當前位置

首頁 > 英語閱讀 > 雙語新聞 > 大數據的最大挑戰來自氣候變化

大數據的最大挑戰來自氣候變化

推薦人: 來源: 閱讀: 1.14W 次

大數據的最大挑戰來自氣候變化

Global sea levels are about eight inches higher today than they were in 1880, and they are expected to rise another two to seven feet during this century. At the same time, some 5 million people in the U.S. live in 2.6 million coastal homes situated less than 4 feet above high tide.

你知道嗎,今天的全球海平面要比1880年的時候高出8英寸,而就在本世紀內,全球海平面預計還將上漲2到7英尺。另外,美國沿海地區有260萬戶家庭的500餘萬人口的住宅,在海水滿潮時,只高出海平面不到4英尺。

Do the math: Climate change is a problem, whatever its cause.

毫無疑問,氣候變化是個大問題,不管導致它的原因是什麼。

The problem? Actually making those complex calculations is an extremely challenging proposition.

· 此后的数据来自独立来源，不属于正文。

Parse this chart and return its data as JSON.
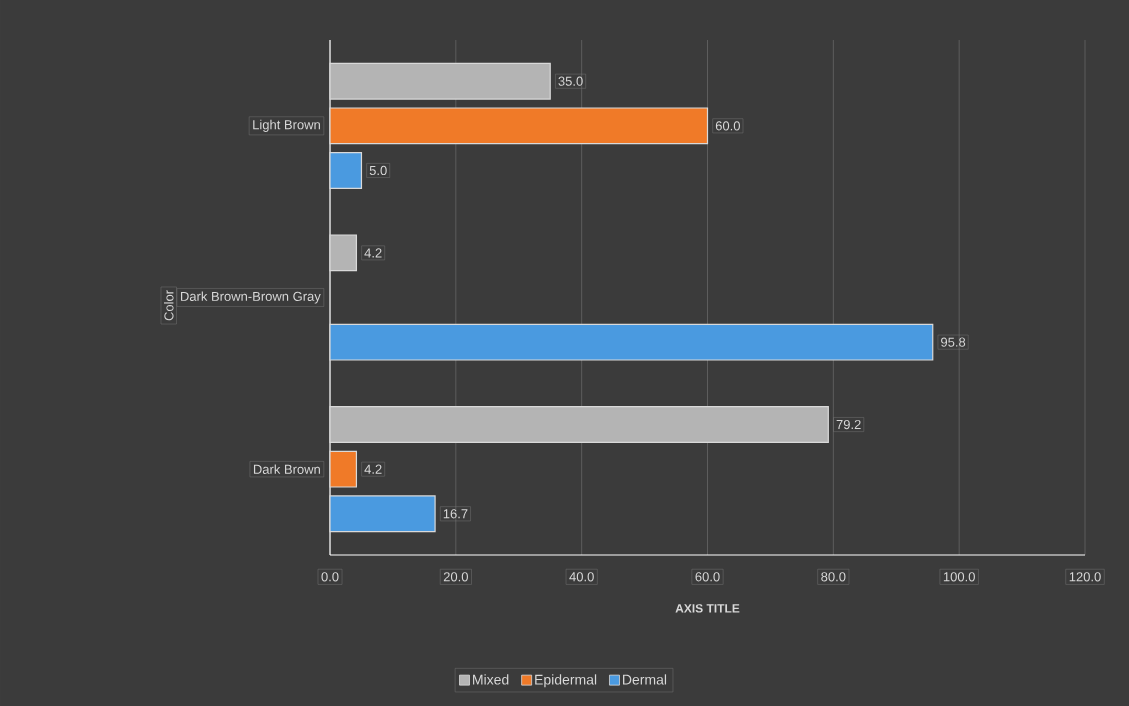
{
  "chart_data": {
    "type": "bar",
    "orientation": "horizontal",
    "xlabel": "AXIS TITLE",
    "ylabel": "Color",
    "categories": [
      "Light Brown",
      "Dark Brown-Brown Gray",
      "Dark Brown"
    ],
    "series": [
      {
        "name": "Mixed",
        "color": "#b4b4b4",
        "values": [
          35.0,
          4.2,
          79.2
        ],
        "value_labels": [
          "35.0",
          "4.2",
          "79.2"
        ]
      },
      {
        "name": "Epidermal",
        "color": "#f07a28",
        "values": [
          60.0,
          null,
          4.2
        ],
        "value_labels": [
          "60.0",
          null,
          "4.2"
        ]
      },
      {
        "name": "Dermal",
        "color": "#4a9ae0",
        "values": [
          5.0,
          95.8,
          16.7
        ],
        "value_labels": [
          "5.0",
          "95.8",
          "16.7"
        ]
      }
    ],
    "xlim": [
      0,
      120
    ],
    "xticks": [
      {
        "value": 0,
        "label": "0.0"
      },
      {
        "value": 20,
        "label": "20.0"
      },
      {
        "value": 40,
        "label": "40.0"
      },
      {
        "value": 60,
        "label": "60.0"
      },
      {
        "value": 80,
        "label": "80.0"
      },
      {
        "value": 100,
        "label": "100.0"
      },
      {
        "value": 120,
        "label": "120.0"
      }
    ],
    "grid": "x",
    "legend": "bottom"
  }
}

To understand the impact of climate change at the local level, you’ll need more than back-of-the-napkin mathematics.

那麼如何計算氣候對環境的影響呢?事實上,要進行這些複雜的計算,是一個極具挑戰性的課題。要想了解氣候變化對一國一地的影響水平,絕對不是在一張餐巾紙上寫寫畫畫就能算得出來的。

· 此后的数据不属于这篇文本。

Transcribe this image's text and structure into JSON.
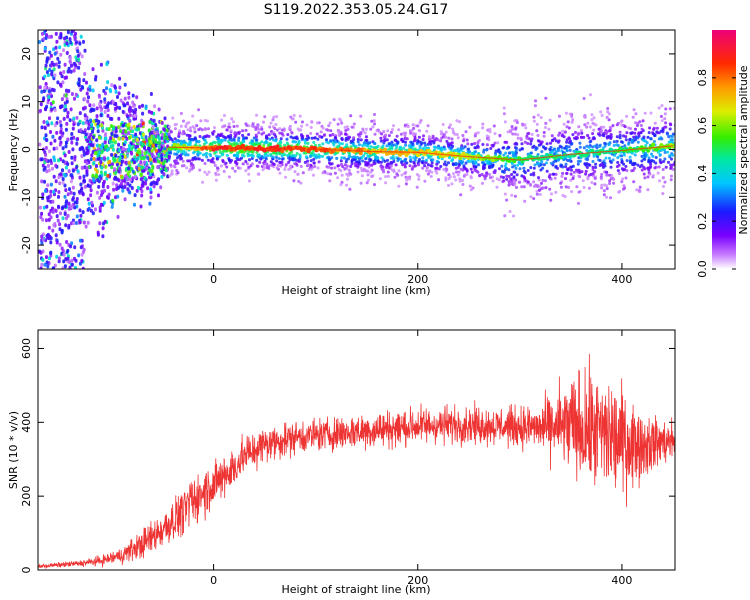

You’ll need big data technology.

這時你就需要大數據技術了。

Surging Seas is an interactive map and tool developed by the nonprofit Climate Central that shows in graphic detail the threats from sea-level rise and storm surges to all of the 3,000-plus coastal towns, cities, counties and states in the continental United States. With detail down to neighborhood scale—search for a specific location or zoom down as necessary—the tool matches areas with flooding risk timelines and provides links to fact sheets, data downloads, action plans, embeddable widgets, and other items.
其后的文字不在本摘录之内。